Performance of 3 K BAC array. (A) and (B) Hybridization of amplified single cell-DNA from a female healthy donor and a patient with trisomy 21, respectively, to 3 K BAC array versus male reference DNA. The log2-transformed fluorescence intensity ratios are plotted against the chromosomal locations of the BAC clones. Gray color of dots indicates normal clones, green indicates loss and red indicates gain of chromosomal material. Blue indicates high-copy amplification. Outliers are marked by a box around the data point; (data normalization and visualization were performed with CAPweb software). (C) GC-content (%) of BAC clones from chromosomes 3 (light gray) and 19 (dark gray) (n = 30 clones were analyzed for both chromosomes). (D) and (E) Details of chromosomes 3 and 19 from panels A and B after selection of chromosome 19 BAC clones with GC-content < 45% (n = 6).

Figure 4.

Comparison of the 3 K BAC array and the 19 K and 244 K oligonucleotide arrays. (A) Hybridization profiles of chromosome 10 from hybridization with T47D cell line DNA. From left to right: Hybridization profile of 10⁶ T47D cells to a 32 K BAC array taken from Shadeo et al., hybridization of T47D DNA amplified from two individual single cells on the 3 K BAC array, the 19 K and 244 K oligonucleotide arrays. In all profiles, the blue line represents the hybridization profile of 10⁶ T47D cells on the 244 K oligonucleotide array as a reference. The red line represents the single cell profiles on the various platforms. Log2 ratios are plotted against chromosomal location of data points. The vertical lines in the profiles indicate the threshold of significant deviations from normal (±0.2). (B–D) Percentage of correctly detected amplifications, deletions and normal regions in T47D single cell profiles on the three different platforms. Regions between 1 and 20 Mb detected in single cell 1 (B) and single cell 2 (C).
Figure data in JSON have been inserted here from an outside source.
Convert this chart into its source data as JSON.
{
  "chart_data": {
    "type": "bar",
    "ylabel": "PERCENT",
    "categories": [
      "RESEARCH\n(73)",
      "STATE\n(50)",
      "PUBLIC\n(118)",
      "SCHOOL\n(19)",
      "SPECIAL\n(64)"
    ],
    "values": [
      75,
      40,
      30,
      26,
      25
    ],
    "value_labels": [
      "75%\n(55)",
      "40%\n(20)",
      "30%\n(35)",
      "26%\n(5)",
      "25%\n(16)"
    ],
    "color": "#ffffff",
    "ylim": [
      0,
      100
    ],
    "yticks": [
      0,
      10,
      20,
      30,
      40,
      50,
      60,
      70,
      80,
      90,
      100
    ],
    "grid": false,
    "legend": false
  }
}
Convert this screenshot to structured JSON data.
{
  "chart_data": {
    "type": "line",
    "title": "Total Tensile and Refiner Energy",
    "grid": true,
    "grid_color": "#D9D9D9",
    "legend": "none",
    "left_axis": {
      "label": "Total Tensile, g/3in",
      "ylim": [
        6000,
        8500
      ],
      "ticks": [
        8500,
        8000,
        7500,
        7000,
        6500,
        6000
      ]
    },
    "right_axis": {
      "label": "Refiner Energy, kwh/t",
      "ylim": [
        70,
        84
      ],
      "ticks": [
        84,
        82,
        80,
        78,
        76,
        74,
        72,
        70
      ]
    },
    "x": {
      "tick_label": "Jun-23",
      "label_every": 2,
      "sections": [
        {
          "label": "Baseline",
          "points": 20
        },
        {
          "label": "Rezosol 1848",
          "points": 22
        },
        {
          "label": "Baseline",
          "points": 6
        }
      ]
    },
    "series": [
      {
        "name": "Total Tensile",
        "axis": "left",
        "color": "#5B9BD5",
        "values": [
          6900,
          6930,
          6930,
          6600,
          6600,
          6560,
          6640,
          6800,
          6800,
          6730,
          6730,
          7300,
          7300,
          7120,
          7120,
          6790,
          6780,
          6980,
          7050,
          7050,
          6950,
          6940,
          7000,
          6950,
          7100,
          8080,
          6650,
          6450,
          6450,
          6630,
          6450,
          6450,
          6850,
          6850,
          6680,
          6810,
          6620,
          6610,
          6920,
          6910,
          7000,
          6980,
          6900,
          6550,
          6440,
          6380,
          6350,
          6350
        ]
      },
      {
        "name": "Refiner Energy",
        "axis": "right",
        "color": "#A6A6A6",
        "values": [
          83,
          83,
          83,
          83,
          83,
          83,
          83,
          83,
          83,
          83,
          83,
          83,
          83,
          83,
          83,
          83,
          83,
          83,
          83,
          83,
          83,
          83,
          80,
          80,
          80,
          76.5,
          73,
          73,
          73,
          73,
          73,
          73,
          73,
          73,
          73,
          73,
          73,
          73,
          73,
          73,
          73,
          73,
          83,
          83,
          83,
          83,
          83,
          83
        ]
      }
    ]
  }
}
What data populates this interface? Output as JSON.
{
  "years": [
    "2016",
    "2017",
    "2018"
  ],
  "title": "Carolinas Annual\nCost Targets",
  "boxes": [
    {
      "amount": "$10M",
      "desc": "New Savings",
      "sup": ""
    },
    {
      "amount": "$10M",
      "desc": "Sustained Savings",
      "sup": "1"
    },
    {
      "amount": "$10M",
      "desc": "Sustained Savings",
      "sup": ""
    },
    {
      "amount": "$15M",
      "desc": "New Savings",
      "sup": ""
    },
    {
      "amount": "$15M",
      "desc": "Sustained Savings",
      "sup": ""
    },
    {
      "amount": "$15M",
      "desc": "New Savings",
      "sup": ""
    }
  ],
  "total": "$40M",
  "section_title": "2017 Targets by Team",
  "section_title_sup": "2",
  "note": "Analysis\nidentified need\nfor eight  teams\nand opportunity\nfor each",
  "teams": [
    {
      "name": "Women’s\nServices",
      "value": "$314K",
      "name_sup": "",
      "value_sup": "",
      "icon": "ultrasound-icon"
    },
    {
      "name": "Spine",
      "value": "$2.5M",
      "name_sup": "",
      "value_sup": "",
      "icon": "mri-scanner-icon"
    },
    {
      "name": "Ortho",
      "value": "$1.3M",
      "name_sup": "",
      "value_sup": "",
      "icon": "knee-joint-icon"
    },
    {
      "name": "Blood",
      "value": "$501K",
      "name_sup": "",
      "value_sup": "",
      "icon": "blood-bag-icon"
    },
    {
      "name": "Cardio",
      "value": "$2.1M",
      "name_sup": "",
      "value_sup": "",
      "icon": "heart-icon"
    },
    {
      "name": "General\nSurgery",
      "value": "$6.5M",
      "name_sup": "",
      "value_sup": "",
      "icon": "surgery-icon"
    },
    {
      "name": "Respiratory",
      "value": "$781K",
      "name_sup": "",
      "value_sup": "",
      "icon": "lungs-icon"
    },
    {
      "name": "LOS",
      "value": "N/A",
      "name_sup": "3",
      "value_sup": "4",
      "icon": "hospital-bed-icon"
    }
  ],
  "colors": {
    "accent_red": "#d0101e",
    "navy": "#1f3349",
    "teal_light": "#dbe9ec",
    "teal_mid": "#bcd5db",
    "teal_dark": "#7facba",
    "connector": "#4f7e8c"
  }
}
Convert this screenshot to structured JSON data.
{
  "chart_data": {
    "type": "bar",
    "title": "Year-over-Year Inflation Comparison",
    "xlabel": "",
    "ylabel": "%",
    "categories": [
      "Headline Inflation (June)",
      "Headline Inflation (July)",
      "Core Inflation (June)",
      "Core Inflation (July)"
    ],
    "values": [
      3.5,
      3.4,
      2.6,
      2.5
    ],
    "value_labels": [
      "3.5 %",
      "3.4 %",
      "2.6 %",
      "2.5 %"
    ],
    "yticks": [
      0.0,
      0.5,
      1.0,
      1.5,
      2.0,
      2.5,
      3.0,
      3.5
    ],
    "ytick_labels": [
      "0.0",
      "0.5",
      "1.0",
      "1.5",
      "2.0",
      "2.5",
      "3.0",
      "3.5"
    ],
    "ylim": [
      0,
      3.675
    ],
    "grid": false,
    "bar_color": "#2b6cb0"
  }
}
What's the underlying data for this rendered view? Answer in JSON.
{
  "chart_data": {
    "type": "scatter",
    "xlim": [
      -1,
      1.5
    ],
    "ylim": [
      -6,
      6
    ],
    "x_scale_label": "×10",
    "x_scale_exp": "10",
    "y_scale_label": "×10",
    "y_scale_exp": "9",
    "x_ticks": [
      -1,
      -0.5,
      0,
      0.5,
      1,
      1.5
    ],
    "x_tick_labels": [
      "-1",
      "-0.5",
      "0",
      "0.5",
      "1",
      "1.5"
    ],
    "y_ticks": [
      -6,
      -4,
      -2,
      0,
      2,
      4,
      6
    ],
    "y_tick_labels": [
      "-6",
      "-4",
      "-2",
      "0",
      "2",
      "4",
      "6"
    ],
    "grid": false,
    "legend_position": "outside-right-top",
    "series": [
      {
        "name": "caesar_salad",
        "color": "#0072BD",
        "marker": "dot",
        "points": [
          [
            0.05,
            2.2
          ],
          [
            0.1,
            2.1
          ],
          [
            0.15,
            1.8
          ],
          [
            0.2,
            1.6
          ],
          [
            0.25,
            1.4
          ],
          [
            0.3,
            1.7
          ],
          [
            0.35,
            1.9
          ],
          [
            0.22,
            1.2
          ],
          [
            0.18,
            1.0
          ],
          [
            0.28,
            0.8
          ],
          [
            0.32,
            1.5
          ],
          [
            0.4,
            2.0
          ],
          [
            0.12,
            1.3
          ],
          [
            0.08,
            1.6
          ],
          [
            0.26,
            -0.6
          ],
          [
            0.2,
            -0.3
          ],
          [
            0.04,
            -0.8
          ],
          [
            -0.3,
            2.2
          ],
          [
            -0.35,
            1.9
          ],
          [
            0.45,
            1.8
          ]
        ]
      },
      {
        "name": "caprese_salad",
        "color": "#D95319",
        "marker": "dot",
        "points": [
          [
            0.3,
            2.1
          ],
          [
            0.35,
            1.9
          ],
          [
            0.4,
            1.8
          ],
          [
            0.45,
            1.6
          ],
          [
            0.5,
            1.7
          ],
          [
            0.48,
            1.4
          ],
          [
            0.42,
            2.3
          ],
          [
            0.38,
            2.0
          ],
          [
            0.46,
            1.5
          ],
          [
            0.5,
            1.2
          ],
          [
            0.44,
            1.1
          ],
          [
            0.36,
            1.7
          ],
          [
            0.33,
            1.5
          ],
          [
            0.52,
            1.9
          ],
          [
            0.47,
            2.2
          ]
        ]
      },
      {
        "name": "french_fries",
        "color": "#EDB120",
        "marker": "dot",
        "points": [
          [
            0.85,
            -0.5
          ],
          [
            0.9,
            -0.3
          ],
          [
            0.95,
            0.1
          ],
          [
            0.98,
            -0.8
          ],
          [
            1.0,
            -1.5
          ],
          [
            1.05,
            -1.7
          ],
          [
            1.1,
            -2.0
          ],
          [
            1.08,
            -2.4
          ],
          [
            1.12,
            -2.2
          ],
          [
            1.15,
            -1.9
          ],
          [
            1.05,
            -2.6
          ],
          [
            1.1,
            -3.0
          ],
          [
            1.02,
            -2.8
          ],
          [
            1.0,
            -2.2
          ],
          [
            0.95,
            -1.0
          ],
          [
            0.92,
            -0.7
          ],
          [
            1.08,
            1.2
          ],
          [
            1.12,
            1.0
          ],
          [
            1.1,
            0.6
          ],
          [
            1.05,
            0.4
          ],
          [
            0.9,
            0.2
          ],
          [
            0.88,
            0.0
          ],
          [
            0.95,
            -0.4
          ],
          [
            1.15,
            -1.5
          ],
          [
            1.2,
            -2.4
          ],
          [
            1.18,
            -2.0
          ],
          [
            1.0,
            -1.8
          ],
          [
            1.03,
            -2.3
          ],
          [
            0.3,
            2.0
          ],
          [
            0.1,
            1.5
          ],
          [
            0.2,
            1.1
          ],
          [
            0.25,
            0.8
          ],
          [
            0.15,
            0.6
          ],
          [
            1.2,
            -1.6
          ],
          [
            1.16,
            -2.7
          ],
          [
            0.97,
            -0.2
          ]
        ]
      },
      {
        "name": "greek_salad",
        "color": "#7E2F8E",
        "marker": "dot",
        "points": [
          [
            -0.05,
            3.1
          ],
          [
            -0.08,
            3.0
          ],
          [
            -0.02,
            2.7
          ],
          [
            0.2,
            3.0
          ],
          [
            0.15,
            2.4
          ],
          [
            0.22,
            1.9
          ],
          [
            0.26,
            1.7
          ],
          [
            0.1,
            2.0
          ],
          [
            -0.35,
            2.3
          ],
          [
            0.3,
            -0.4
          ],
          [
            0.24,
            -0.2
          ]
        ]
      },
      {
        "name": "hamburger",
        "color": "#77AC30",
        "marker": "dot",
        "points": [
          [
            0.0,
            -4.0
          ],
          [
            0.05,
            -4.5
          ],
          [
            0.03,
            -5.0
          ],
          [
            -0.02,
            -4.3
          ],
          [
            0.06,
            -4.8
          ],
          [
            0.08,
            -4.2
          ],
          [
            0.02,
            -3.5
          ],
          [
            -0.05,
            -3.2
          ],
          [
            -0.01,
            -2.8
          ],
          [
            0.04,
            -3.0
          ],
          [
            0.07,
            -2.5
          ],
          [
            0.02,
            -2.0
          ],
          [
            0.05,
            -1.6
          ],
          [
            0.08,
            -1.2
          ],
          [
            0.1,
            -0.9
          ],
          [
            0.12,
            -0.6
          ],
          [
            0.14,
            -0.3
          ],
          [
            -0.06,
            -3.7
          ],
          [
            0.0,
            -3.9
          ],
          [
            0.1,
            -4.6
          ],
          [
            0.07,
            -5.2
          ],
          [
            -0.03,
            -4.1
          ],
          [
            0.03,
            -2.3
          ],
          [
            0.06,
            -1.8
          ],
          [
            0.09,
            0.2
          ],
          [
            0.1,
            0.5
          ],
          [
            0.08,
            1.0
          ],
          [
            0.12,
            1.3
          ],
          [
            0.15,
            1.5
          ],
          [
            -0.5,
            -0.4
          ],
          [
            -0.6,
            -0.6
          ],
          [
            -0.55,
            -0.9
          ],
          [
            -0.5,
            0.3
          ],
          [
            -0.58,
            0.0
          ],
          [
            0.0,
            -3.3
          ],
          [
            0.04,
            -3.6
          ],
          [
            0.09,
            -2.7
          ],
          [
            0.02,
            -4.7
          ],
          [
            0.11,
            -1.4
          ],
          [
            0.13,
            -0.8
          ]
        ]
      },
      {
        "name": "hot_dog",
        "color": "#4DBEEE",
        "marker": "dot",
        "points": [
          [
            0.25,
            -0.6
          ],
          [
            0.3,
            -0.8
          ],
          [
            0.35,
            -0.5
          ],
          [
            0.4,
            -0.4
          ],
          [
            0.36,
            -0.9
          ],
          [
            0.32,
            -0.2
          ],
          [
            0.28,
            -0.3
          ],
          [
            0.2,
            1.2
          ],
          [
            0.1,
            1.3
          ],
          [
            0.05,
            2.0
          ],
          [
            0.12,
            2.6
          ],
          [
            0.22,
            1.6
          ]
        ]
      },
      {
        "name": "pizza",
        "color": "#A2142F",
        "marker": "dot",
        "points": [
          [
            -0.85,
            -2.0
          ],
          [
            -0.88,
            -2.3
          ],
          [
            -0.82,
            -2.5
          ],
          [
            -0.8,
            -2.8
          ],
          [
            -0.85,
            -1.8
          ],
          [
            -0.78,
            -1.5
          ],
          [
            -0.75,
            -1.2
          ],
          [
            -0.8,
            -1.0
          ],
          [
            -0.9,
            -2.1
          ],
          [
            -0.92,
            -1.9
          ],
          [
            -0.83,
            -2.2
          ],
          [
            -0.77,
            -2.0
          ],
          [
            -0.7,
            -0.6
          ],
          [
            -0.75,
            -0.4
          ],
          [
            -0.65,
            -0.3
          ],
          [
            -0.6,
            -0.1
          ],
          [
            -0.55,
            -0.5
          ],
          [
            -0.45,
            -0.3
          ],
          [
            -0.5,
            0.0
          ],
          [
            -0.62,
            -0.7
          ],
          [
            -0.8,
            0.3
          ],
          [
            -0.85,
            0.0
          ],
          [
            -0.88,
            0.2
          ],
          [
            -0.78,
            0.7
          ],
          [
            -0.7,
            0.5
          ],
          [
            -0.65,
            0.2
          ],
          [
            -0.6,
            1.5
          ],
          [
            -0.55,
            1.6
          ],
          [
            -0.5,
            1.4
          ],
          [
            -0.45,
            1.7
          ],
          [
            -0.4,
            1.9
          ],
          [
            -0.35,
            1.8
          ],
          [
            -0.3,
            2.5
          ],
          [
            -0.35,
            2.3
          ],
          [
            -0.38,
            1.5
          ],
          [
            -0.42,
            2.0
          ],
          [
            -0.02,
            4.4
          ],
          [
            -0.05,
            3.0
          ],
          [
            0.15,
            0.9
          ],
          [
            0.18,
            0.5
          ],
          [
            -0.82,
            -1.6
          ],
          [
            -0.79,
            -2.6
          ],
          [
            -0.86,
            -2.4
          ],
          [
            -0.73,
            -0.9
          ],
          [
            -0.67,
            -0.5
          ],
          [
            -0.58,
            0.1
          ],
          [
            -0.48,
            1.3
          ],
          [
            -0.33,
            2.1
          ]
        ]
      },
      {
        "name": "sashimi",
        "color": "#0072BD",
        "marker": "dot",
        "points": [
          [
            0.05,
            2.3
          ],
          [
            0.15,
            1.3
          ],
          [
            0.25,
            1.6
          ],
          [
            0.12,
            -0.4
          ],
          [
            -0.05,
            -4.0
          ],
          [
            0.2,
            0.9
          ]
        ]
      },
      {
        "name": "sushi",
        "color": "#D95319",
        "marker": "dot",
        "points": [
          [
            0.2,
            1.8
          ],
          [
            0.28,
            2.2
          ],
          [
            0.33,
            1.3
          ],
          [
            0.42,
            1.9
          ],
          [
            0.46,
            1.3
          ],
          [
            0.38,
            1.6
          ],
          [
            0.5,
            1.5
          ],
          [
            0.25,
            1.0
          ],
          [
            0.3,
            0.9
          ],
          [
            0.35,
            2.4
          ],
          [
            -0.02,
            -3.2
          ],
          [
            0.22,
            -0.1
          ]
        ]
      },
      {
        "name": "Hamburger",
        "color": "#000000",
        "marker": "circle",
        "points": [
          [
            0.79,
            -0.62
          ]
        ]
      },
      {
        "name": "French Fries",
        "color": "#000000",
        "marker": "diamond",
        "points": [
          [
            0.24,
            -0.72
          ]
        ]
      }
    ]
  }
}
Regions between >20 and 200 Mb are provided as an average of single cell 1 and 2 (D).

Figure 5.

Hybridization of two adapter-linker amplified DNA samples from disseminated tumor cells isolated from bone marrow of a breast cancer patient. The metaphase CGH profile of each sample is plotted beneath the array CGH profile. Chromosome ideograms are placed horizontally to position the corresponding genomic regions of metaphase and array CGH next to each other for direct comparison. (A) Single tumor cell 1, (B) single tumor cell 2, (C) gain of resolution by array CGH. Two small inserted deletions on the q-arm of chromosome 11 (7 Mb and 500 kb in size; from centromer to telomer) and the high-copy amplifications on chromosomes 12p (4.4 Mb) and 14q (5 Mb) are present in both single cells. Colour code and axes as in Figure 3. Arrows and asterisks point to primer binding sites used as controls or target regions, respectively, for qPCR. (D) Calculated copy numbers of AKAP3 and 6 in single disseminated tumor cell 1, 2 and 3 as calculated from qPCR results (assuming a diploid genome).